Das „perfekte Verbrechen“ für den Bottroper Zyto-Apotheker

Karlsruhe - 15.11.2018, 10:15 Uhr

Der Bottroper Zyto-Apotheker Peter S. (hier mit seinen Anwälten) hat jahrelang Zyto-Zubereitungen gepanscht, damit Patienten geschadet und die Kassen um rund 17 Millionen Euro betrogen. DAZ-Autor Hinnerk Feldwisch hat die Urteilsbegründung analysiert. (Foto: hfd)

Der Bottroper Zyto-Apotheker Peter S. (hier mit seinen Anwälten) hat jahrelang Zyto-Zubereitungen gepanscht, damit Patienten geschadet und die Kassen um rund 17 Millionen Euro betrogen. DAZ-Autor Hinnerk Feldwisch hat die Urteilsbegründung analysiert. (Foto: hfd)


Der Bottroper Pharmazeut Peter S. wurde im Juli zu zwölf Jahren Haft und lebenslangem Berufsverbot verurteilt. Das Landgericht Essen legte nun die Urteilsbegründung vor: So hätten die Unterdosierungen aufgrund „völlig fehlender Kontrollen“ für Peter S. wie ein perfektes Verbrechen gewirkt. Die Richter schreiben: Fast jede vierte Zubereitung enthielt zu wenig oder gar keinen Wirkstoff. Welche Patienten geschädigt wurden, ließe sich im Nachhinein nicht mehr feststellen. Und der finanzielle Schaden für die Kassen belaufe sich auf 17 Millionen Euro. Doch das DAZ.online vorliegende Urteil hat auch Schwachpunkte.

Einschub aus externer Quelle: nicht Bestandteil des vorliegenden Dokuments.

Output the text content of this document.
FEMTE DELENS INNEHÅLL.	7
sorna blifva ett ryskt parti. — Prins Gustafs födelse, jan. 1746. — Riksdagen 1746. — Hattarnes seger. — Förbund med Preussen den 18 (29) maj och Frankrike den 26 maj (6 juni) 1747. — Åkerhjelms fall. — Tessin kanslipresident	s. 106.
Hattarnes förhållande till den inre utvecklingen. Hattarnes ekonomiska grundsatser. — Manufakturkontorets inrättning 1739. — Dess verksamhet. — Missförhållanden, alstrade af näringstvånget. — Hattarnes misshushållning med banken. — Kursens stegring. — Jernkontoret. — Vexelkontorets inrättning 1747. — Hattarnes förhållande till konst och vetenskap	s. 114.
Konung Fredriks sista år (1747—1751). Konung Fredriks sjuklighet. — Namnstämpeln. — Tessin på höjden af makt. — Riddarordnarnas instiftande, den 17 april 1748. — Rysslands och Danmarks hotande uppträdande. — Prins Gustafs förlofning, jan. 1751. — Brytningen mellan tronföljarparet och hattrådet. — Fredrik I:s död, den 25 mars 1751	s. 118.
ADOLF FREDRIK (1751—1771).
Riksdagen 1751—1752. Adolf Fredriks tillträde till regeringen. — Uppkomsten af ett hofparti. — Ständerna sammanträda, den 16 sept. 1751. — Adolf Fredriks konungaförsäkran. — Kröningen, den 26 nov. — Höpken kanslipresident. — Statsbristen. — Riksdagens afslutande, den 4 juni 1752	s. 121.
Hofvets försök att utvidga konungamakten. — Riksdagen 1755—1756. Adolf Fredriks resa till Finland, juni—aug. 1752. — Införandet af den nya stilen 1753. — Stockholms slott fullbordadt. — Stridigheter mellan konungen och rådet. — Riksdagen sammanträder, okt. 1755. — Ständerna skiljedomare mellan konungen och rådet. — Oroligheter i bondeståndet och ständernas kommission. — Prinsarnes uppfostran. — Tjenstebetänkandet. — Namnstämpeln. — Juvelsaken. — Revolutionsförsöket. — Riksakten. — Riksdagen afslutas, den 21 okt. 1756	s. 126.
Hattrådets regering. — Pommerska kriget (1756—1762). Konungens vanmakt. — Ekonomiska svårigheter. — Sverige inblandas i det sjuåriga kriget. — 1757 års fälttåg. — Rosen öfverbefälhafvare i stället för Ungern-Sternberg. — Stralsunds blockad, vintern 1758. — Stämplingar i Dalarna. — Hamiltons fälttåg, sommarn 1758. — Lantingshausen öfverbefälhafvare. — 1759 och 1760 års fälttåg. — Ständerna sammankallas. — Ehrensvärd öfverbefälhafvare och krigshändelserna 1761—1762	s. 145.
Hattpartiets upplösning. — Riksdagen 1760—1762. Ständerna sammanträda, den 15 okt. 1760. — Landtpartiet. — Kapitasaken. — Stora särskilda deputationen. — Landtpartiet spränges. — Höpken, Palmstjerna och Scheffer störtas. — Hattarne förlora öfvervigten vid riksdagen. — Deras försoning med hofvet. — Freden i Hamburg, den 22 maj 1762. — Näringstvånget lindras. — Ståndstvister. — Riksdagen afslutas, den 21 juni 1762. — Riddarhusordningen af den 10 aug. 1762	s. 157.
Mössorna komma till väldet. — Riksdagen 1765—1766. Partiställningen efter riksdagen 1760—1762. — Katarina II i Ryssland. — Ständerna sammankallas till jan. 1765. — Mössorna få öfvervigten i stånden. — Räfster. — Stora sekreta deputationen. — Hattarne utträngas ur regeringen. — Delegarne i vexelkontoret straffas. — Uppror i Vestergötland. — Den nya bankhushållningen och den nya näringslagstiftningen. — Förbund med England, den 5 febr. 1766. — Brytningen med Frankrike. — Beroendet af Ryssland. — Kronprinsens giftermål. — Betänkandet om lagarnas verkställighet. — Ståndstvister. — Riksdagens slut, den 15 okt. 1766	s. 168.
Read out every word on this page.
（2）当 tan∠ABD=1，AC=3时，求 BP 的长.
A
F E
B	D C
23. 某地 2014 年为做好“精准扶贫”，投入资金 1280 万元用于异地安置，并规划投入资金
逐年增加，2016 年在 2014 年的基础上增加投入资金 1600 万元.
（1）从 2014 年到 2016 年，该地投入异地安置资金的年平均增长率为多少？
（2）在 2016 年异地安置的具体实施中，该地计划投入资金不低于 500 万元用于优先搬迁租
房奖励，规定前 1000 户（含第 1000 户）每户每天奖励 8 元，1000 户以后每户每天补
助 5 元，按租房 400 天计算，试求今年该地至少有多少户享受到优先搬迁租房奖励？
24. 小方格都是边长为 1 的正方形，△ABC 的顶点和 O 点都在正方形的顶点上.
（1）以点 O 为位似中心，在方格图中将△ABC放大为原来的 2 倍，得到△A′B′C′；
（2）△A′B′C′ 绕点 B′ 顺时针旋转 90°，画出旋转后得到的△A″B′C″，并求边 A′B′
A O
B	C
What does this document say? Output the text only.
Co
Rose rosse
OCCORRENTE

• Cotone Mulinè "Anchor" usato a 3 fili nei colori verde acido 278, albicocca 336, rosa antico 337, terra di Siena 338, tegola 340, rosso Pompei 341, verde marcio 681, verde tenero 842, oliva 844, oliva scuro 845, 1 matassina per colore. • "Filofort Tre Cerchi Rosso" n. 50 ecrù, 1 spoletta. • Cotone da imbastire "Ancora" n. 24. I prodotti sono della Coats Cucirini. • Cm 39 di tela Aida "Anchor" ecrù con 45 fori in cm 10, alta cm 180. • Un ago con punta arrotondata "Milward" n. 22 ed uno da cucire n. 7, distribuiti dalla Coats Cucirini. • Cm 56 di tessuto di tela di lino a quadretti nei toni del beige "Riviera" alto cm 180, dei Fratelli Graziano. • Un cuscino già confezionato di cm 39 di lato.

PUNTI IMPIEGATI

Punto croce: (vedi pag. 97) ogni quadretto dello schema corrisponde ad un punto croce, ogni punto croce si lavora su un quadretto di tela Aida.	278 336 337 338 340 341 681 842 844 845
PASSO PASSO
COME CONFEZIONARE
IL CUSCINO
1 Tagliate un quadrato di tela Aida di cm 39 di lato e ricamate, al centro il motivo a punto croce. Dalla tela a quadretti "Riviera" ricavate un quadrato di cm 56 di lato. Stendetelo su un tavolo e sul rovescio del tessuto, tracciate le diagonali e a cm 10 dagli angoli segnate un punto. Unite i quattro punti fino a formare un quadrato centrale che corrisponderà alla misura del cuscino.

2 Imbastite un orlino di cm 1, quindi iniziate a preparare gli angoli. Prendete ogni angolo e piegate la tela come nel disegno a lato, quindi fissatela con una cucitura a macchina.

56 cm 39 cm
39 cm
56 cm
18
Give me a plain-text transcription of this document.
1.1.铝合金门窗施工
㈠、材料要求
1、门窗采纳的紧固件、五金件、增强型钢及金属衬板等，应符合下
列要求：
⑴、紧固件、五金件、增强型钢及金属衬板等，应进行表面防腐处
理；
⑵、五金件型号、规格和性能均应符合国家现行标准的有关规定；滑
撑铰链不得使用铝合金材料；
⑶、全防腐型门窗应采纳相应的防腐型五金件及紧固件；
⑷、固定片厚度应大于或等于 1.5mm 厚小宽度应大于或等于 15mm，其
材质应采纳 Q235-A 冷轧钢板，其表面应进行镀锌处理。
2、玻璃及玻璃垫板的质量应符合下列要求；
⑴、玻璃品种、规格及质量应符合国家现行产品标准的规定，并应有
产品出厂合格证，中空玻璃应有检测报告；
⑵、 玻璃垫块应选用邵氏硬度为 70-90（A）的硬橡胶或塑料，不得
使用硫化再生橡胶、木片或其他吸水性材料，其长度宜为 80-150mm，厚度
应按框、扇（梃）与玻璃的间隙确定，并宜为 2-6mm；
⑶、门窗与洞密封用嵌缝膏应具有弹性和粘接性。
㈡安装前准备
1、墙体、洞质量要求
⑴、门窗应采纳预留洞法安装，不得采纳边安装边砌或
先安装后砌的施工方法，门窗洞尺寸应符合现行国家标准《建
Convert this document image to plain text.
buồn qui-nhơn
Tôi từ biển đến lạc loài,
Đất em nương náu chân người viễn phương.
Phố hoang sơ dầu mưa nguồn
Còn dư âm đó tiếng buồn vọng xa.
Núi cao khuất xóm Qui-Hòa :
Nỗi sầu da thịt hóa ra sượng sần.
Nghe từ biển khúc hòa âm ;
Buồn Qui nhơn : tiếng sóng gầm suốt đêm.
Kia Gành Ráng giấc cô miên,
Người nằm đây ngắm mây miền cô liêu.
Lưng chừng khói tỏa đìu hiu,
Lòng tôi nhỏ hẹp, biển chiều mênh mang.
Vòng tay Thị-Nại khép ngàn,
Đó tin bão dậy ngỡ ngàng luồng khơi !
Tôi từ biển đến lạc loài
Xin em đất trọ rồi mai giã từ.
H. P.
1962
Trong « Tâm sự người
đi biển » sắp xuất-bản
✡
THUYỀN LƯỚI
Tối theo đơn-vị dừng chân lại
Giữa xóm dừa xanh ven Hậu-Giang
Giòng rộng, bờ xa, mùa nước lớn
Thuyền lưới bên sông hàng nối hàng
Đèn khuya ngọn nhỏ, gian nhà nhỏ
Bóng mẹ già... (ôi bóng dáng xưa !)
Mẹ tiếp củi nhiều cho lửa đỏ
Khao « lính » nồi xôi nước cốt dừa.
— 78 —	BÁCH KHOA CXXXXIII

Der inzwischen verurteilte Zyto-Apotheker Peter S. versorgte in dem nicht verjährten Zeitraum von fünf Jahren Krebskranke mit unterdosierten Arzneimitteln, „um sich selbst ein Luxusleben zu finanzieren und sich in seiner Heimatstadt als Gönner und Wohltäter aufzuspielen“, heißt es in der DAZ.online vorliegenden schriftlichen Urteilsbegründung gegen den Bottroper Zyto-Apotheker Peter S. Er war im Juli zu zwölf Jahren Haft verurteilt worden. Spätestens seit Anfang 2012 habe er sich entschlossen, den Gewinn der Apotheke durch das „verordnungswidrige heimliche Einsparen von Wirkstoff“ zu steigern.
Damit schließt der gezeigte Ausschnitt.